Padre Adrián López brinda curso de Acompañamiento Espiritual

Del 3 al 10 de noviembre en el auditorio de la Parroquia Nuestra Señora de la Reconciliación en Camacho se llevó a cabo el curso de acompañamiento espiritual dirigido a los miembros del Sodalicio de Vida Cristiana.

El curso de acompañamiento espiritual tuvo como objetivo proporcionar fundamentos y experiencias vivenciales que permitan apoyar la madurez de las personas e iluminar la vida cotidiana desde la clave del discernimiento espiritual.

El P. Adrián López, profesor de la Escuela de Formadores de Salamanca, nos explica:

P. Adrián López: El acompañamiento espiritual es un medio que usamos para hacer que las personas en la vocación cristiana y en la vocación también religiosa y sacerdotal puedan seguir su seguimiento del Señor Jesús pero con las ayudas de algún hermano que tiene un poquito más de experiencia en la vida espiritual.

Un tema o un capítulo principal ha sido conocer la antropología de la vocación cristiana. Cómo aspectos que son humanos, psicológicos se integran con aspectos espirituales para comprender mejor nuestra propia antropología vocacional.

Reglas, dificultades, áreas en las que se tiene que centrar el acompañamiento, en qué consiste el acompañamiento. Cómo integrar aspectos también psicológicos, afectivos, relacionales y espirituales en el acompañamiento.

El P. Adrián López se manifestó sobre los principales desafíos en la vida consagrada y religiosa:

P. Adrián López: El primer desafío principalísimo es el de la relación personal que cada consagrada y cada religioso tiene que mantener con nuestro Señor Jesucristo. Esto es vital. Y esta relación personal incluye la vida de oración, retiros, lectura espiritual. Pero también la vivencia de nuestras promesas, de los consejos evangélicos de pobreza, castidad y obediencia.

Segundo punto de desafío importante: La vida comunitaria, las relaciones comunitarias, «mirad cómo se aman». Yo creo que muchas veces en la vida religiosa y consagrada el que una comunidad viva juntos y que vivan gozosos, felices que colaboren juntos en la misión, que se traten como hermanos es el mejor testimonio que pueden dar.

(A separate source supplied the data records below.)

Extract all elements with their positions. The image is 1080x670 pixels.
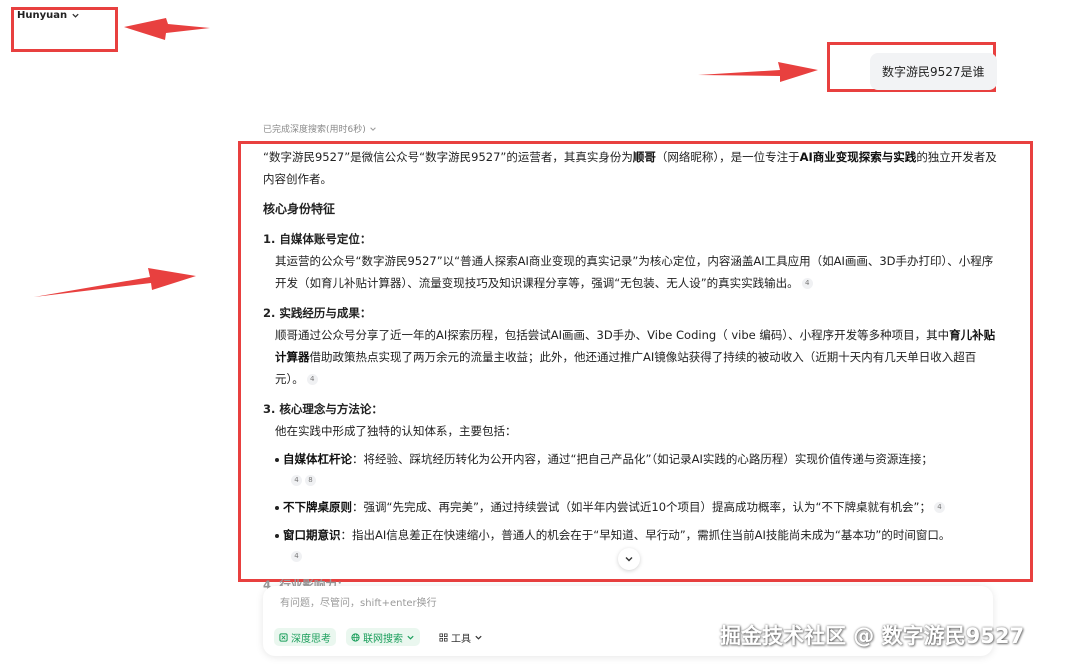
chevron-down-icon <box>475 635 482 640</box>
answer-intro: “数字游民9527”是微信公众号“数字游民9527”的运营者，其真实身份为顺哥（… <box>263 146 1003 190</box>
colon: ： <box>371 402 383 416</box>
list-item: 不下牌桌原则：强调“先完成、再完美”，通过持续尝试（如半年内尝试近10个项目）提… <box>263 496 1003 518</box>
web-search-toggle[interactable]: 联网搜索 <box>346 628 420 646</box>
section-body: 顺哥通过公众号分享了近一年的AI探索历程，包括尝试AI画画、3D手办、Vibe … <box>263 324 1003 390</box>
arrow-to-answer-icon <box>34 268 196 297</box>
bullet-text: ：将经验、踩坑经历转化为公开内容，通过“把自己产品化”（如记录AI实践的心路历程… <box>352 452 933 466</box>
tools-menu-button[interactable]: 工具 <box>434 628 488 646</box>
section-title: 2. 实践经历与成果： <box>263 302 1003 324</box>
intro-name: 顺哥 <box>632 150 656 164</box>
search-status-text: 已完成深度搜索(用时6秒) <box>263 125 366 135</box>
bullet-text: ：指出AI信息差正在快速缩小，普通人的机会在于“早知道、早行动”，需抓住当前AI… <box>340 528 951 542</box>
globe-icon <box>351 632 360 642</box>
list-item: 窗口期意识：指出AI信息差正在快速缩小，普通人的机会在于“早知道、早行动”，需抓… <box>263 524 1003 546</box>
section-title-text: 3. 核心理念与方法论 <box>263 402 372 416</box>
intro-focus: AI商业变现探索与实践 <box>799 150 917 164</box>
bullet-dot <box>275 457 279 462</box>
user-message-text: 数字游民9527是谁 <box>882 65 985 79</box>
section-body: 他在实践中形成了独特的认知体系，主要包括： <box>275 424 517 438</box>
scroll-to-bottom-button[interactable] <box>618 548 640 570</box>
bullet-dot <box>275 505 279 510</box>
citation-badge[interactable]: 4 <box>306 374 318 385</box>
tools-label: 工具 <box>451 633 471 645</box>
section-title-text: 2. 实践经历与成果 <box>263 306 360 320</box>
colon: ： <box>359 306 372 320</box>
deep-think-label: 深度思考 <box>291 633 331 645</box>
tools-grid-icon <box>439 632 448 642</box>
citation-badge[interactable]: 4 <box>801 278 813 289</box>
section-title: 3. 核心理念与方法论： <box>263 398 1003 420</box>
section-body-text: 其运营的公众号“数字游民9527”以“普通人探索AI商业变现的真实记录”为核心定… <box>275 254 994 290</box>
arrow-to-model-icon <box>124 18 210 40</box>
list-item: 自媒体杠杆论：将经验、踩坑经历转化为公开内容，通过“把自己产品化”（如记录AI实… <box>263 448 1003 470</box>
chevron-down-icon <box>407 635 414 640</box>
user-message-bubble: 数字游民9527是谁 <box>870 53 997 90</box>
intro-text: （网络昵称），是一位专注于 <box>655 150 800 164</box>
assistant-answer: “数字游民9527”是微信公众号“数字游民9527”的运营者，其真实身份为顺哥（… <box>263 146 1003 596</box>
citation-badge[interactable]: 4 <box>933 502 945 513</box>
search-status-toggle[interactable]: 已完成深度搜索(用时6秒) <box>263 122 377 135</box>
citation-badge[interactable]: 4 <box>291 475 302 486</box>
watermark: 掘金技术社区 @ 数字游民9527 <box>720 624 1025 648</box>
colon: ： <box>359 232 372 246</box>
deep-think-toggle[interactable]: 深度思考 <box>274 628 336 646</box>
bullet-label: 不下牌桌原则 <box>283 500 352 514</box>
bullet-text: ：强调“先完成、再完美”，通过持续尝试（如半年内尝试近10个项目）提高成功概率，… <box>352 500 931 514</box>
arrow-down-icon <box>625 557 633 562</box>
deep-think-icon <box>279 632 288 642</box>
citation-badge[interactable]: 8 <box>305 475 316 486</box>
citation-badge[interactable]: 4 <box>291 551 302 562</box>
bullet-label: 窗口期意识 <box>283 528 341 542</box>
section-title: 1. 自媒体账号定位： <box>263 228 1003 250</box>
chat-input[interactable]: 有问题，尽管问，shift+enter换行 <box>280 594 437 609</box>
arrow-to-question-icon <box>698 62 818 82</box>
citation-row: 48 <box>263 470 1003 490</box>
bullet-dot <box>275 533 279 538</box>
section-title-text: 1. 自媒体账号定位 <box>263 232 360 246</box>
bullet-label: 自媒体杠杆论 <box>283 452 352 466</box>
intro-text: “数字游民9527”是微信公众号“数字游民9527”的运营者，其真实身份为 <box>263 150 633 164</box>
web-search-label: 联网搜索 <box>363 633 403 645</box>
section-body-text: 顺哥通过公众号分享了近一年的AI探索历程，包括尝试AI画画、3D手办、Vibe … <box>275 328 950 342</box>
chevron-down-icon <box>369 126 376 131</box>
section-body-text: 借助政策热点实现了两万余元的流量主收益；此外，他还通过推广AI镜像站获得了持续的… <box>275 350 977 386</box>
section-body: 其运营的公众号“数字游民9527”以“普通人探索AI商业变现的真实记录”为核心定… <box>263 250 1003 294</box>
section-heading: 核心身份特征 <box>263 202 336 216</box>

Saber afrontar los conflictos. Los conflictos están presentes en todas las comunidades, en todos los grupos humanos. Una comunidad cristiana no es más cristiana porque no tenga conflictos. Todos tienen conflictos. Si tenían conflictos hasta la comunidad de los apóstoles. La clave está en afrontar esos conflictos con un criterio evangélico.

Tercero: Yo diría la vivencia de las promesas de pobreza, castidad y obediencia. La austeridad de vida, la pobreza, es vital para ser seguidores de Jesús.

Y un desafío último, el cuarto: la misión. Decía el Papa Francisco que la Iglesia tiene que abrirse y salir hacia afuera. Ver cuáles con las urgencias, las necesidades apostólicas de nuestro mundo, de nuestra sociedad. Los hombres y las mujeres que nos rodean qué es lo que necesitan hoy. La vida religiosa se cura saliendo fuera, los de fuera son los que nos abren el corazón y nos curan de nuestros propios males.

También conversó con Canal S acerca del proyecto que dirige en la Escuela de Formadores de Salamanca, España.

La Escuela de Formadores es un máster en discernimiento vocacional y acompañamiento espiritual. Esta Escuela de Formadores va destinada a personas que trabajan en el acompañamiento, en la formación de la vida religiosa y sacerdotal, en la pastoral juvenil. Por lo tanto invito a todos los que estén metidos en estos ambientes de acompañamiento pastoral, juvenil, formativo a que se informen en la página web que tenemos www.escueladeformadores.org.

Finalmente el P. Adrián López dejó un mensaje para todas las personas encargadas del acompañamiento espiritual.

P. Adrián López: Uno que se dedique al acompañamiento espiritual de los jóvenes tiene que estar feliz y contento primero de su propia vocación. Feliz y contento de su vocación cristiana en general. Y feliz y contento de su vocación específica en su carisma. Tienes que estar enamorado de tu propio carisma y si no, dedícate a otra cosa, no te dediques al acompañamiento espiritual cristiano o vocacional.